Еще один, последний, ужас. Когда ров уже был частично завален, христиане пустили в ход горшки с горючей жидкостью — вклад в оборону Иоганна Гранта — и принялись лить ее на корчащуюся толпу. Углубление тут же превратилось в пекло, а точнее, в печь, из которой удушающим облаком поплыл запах горелой человеческой плоти!
Осажденные возвеселились, и не без причины, — им с легкостью удалось отразить натиск неотразимого Цвета Правоверных, и в их боевом кличе даже появились ноты радости. Примерно в то же время некто соскочил со взмыленного коня, вскарабкался по неудобным ступеням на палубу галеры и передал императору донесение:
— Ваше величество, Иоганн Грант, наемник Минотль, Каристос, Лангаско и итальянец Джеромо все полегли. Влахерн в руках у турок, они двигаются в этом направлении. Орды на улицах. Я сам их видел, слышал треск дверей и крики женщин.
Константин трижды осенил себя крестом и склонил голову.
Джустиниани мертвенно побледнел и вскричал:
— Нам конец — конец! Все потеряно!
Голос его охрип, однако его все-таки услышали. Пыл ослабел и угас. Отважно сражавшиеся бойцы опустили руки и подхватили крик:
— Все потеряно! Враг прорвался, прорвался!
Нет сомнений, что мысли графа Корти устремились к прекрасной женщине, дожидавшейся его в часовне, однако он не потерял трезвости мысли.
— Ваше величество, — произнес он, — мои берберы ждут в резерве. Я возьму их и задержу турок, пока вы не соберете подкрепление со стен. Или… — он заколебался, — или я обеспечу вам проход к кораблям. Еще не поздно.
Да, время устроить побег императора еще оставалось. Берберы держали коней для него и Корти. Ему только и нужно было, что вскочить в седло и умчаться прочь. Да, искушение было велико. Желание жить неистребимо, особенно в том, кому не в чем себя упрекнуть. Император поднял голову и обратился к Джустиниани:
— Капитан, моя стража останется здесь. Чтобы удержать галеру, нужно поддерживать огонь во рву. А мы с вами выйдем врагу навстречу… — После этого он обратился к Корти: — Садитесь верхом, граф, привезите сюда Теофила Палеолога. Он на стенах между этими воротами и Селимбрией… Благородные христиане, — обратился он к окружившим его бойцам, — еще не все потеряно. Еще нет донесения от Бокьярди, который удерживает Адрианопольские ворота. Бежать от врага, не увидев его, постыдно. Нас еще многие сотни. Спустимся, построимся. Бог не попустит…
Тут Джустиниани громко вскрикнул и уронил топор. Стрела пронзила его металлическую перчатку, повредив кисть. Боль, судя по всему, была нестерпимой, он подался вперед, собираясь спрыгнуть с палубы. Константин воззвал к нему:
— Капитан, капитан!
— Позвольте, ваше величество, пойти перевязать рану.
— Куда, капитан?
— На мой корабль.
Император вскинул забрало — щеки его залились краской, а в сердце негодование боролось с недоумением.
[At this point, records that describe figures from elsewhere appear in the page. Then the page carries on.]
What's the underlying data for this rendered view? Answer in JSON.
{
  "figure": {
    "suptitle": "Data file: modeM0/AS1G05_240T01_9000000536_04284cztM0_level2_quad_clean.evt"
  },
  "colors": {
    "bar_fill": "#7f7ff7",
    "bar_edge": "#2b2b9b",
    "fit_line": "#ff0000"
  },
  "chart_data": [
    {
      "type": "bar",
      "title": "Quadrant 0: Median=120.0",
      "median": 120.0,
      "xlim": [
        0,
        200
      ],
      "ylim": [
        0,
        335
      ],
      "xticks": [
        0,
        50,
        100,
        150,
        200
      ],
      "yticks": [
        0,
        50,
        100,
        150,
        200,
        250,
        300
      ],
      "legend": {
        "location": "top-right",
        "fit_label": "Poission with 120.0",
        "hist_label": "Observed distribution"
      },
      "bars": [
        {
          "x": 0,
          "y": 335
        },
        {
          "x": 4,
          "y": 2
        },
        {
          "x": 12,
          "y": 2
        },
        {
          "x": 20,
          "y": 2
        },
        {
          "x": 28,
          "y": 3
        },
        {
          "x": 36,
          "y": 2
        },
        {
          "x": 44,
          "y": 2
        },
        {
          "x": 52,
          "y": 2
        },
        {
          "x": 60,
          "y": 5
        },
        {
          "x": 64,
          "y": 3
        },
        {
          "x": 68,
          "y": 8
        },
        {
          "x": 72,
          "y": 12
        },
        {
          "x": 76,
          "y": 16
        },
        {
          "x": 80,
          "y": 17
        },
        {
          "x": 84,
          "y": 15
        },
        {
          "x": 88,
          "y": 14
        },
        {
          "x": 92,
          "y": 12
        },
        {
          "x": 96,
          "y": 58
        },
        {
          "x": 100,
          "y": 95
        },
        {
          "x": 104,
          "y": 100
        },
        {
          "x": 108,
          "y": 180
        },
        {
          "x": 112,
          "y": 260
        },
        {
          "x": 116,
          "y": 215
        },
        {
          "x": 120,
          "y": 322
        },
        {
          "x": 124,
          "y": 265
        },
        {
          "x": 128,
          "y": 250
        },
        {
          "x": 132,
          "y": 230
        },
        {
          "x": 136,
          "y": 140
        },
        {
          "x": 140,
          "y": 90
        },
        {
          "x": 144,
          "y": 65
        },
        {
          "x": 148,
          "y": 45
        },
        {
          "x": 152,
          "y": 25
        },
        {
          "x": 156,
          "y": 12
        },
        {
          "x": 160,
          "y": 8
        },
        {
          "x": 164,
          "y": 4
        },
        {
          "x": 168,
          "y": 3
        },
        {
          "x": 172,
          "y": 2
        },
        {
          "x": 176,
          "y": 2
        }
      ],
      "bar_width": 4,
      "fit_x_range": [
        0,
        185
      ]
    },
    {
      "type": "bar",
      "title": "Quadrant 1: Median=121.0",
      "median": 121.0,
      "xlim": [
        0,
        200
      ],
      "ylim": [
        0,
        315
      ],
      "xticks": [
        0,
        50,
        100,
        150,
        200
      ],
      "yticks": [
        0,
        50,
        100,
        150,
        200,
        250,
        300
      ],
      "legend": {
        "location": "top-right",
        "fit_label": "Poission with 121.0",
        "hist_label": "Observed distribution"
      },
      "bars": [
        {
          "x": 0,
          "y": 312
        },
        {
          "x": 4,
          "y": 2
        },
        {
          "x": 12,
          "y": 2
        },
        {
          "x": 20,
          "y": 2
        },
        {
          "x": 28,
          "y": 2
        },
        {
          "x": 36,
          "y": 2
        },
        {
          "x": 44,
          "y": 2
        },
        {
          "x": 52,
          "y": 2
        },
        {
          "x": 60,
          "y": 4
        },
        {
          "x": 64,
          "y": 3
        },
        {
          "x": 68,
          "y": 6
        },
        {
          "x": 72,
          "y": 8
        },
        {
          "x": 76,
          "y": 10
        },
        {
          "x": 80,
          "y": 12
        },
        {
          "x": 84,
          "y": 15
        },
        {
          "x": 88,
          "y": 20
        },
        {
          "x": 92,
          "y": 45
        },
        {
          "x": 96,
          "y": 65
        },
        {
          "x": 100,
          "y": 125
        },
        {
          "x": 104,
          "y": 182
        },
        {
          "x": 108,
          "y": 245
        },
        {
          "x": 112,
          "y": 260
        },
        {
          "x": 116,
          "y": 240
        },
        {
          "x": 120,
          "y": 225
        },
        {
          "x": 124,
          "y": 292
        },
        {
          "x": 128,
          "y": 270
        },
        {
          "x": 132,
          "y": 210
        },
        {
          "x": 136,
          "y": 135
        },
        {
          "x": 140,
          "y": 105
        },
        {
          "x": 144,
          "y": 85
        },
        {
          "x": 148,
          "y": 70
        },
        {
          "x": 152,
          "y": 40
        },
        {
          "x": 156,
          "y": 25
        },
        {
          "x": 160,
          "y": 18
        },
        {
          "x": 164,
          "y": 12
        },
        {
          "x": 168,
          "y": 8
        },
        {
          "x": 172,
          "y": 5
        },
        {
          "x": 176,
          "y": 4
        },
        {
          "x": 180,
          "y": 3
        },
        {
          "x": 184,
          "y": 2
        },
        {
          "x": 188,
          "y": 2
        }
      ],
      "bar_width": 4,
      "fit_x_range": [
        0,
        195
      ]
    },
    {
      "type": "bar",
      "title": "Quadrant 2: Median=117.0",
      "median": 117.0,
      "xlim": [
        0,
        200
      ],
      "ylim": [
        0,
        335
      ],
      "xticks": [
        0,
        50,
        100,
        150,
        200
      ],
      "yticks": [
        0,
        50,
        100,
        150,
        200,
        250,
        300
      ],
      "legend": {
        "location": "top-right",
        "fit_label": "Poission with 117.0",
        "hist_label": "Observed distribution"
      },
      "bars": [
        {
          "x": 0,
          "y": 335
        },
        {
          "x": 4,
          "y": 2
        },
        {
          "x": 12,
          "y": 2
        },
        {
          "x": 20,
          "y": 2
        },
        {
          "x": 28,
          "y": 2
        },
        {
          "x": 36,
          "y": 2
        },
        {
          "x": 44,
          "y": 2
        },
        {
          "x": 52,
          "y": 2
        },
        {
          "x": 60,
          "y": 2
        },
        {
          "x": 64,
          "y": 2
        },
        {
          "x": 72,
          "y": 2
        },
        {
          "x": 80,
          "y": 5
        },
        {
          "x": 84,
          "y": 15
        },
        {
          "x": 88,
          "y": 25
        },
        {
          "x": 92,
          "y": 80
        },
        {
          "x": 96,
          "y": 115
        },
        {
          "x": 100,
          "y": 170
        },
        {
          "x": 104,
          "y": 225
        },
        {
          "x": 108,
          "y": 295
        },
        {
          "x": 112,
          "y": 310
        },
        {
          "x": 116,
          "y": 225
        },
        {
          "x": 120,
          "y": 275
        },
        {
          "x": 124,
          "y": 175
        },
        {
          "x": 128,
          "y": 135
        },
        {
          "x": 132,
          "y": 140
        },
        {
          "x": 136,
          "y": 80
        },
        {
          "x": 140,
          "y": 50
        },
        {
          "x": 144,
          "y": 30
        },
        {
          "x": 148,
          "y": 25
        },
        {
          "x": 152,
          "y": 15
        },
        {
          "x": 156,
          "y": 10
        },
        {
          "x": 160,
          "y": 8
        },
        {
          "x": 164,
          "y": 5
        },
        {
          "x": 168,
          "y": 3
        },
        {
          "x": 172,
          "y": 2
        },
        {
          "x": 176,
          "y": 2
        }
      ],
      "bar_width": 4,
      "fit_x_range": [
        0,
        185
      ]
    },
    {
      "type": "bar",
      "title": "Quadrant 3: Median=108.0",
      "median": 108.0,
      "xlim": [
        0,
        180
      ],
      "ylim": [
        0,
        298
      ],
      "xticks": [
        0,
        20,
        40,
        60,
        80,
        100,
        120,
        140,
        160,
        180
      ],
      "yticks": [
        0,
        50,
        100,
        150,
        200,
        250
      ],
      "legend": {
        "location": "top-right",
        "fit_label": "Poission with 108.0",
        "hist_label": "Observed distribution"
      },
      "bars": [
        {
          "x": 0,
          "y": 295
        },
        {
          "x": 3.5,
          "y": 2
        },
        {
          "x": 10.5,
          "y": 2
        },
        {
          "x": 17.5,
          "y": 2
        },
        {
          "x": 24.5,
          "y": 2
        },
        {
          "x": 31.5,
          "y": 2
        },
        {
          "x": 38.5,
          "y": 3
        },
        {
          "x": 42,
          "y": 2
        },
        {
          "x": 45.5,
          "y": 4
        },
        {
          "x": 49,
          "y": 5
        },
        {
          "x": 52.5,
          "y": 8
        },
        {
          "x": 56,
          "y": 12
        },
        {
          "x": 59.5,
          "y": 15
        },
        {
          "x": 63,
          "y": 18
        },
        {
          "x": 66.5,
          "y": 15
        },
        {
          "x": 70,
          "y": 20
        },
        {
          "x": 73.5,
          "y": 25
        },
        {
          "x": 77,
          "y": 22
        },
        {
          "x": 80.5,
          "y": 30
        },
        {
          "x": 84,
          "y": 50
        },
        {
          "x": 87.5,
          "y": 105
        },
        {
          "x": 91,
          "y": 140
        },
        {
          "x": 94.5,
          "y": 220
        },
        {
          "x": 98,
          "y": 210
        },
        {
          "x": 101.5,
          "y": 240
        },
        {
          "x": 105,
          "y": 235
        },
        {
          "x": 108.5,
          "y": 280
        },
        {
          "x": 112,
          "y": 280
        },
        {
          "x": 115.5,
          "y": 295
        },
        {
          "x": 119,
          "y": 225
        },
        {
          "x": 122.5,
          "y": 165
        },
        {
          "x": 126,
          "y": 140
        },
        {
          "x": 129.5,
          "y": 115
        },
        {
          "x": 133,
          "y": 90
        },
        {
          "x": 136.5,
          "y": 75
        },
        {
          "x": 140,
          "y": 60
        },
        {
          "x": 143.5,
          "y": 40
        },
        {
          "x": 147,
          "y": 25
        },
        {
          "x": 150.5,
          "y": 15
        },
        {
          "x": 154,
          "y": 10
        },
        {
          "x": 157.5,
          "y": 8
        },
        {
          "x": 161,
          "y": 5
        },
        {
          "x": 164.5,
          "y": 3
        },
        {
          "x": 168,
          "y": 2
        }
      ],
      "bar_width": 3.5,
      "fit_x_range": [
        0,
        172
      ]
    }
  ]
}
— Нет, капитан, рана не может быть столь серьезна. И потом — как вы доберетесь до кораблей?
Джустиниани выглянул через борт галеры. Путь от ворот лежал между домами, примыкавшими к башням. В здание по правой стороне попало ядро одной из самых больших пушек Магомета, оставив рваный пролом. Туда капитан и указывал:
— Бог открыл этот путь, чтобы через него вошли турки. А я через него выйду.
Более он не задержался — спустился по ступеням и стремительно, едва ли не бегом скрылся в проеме.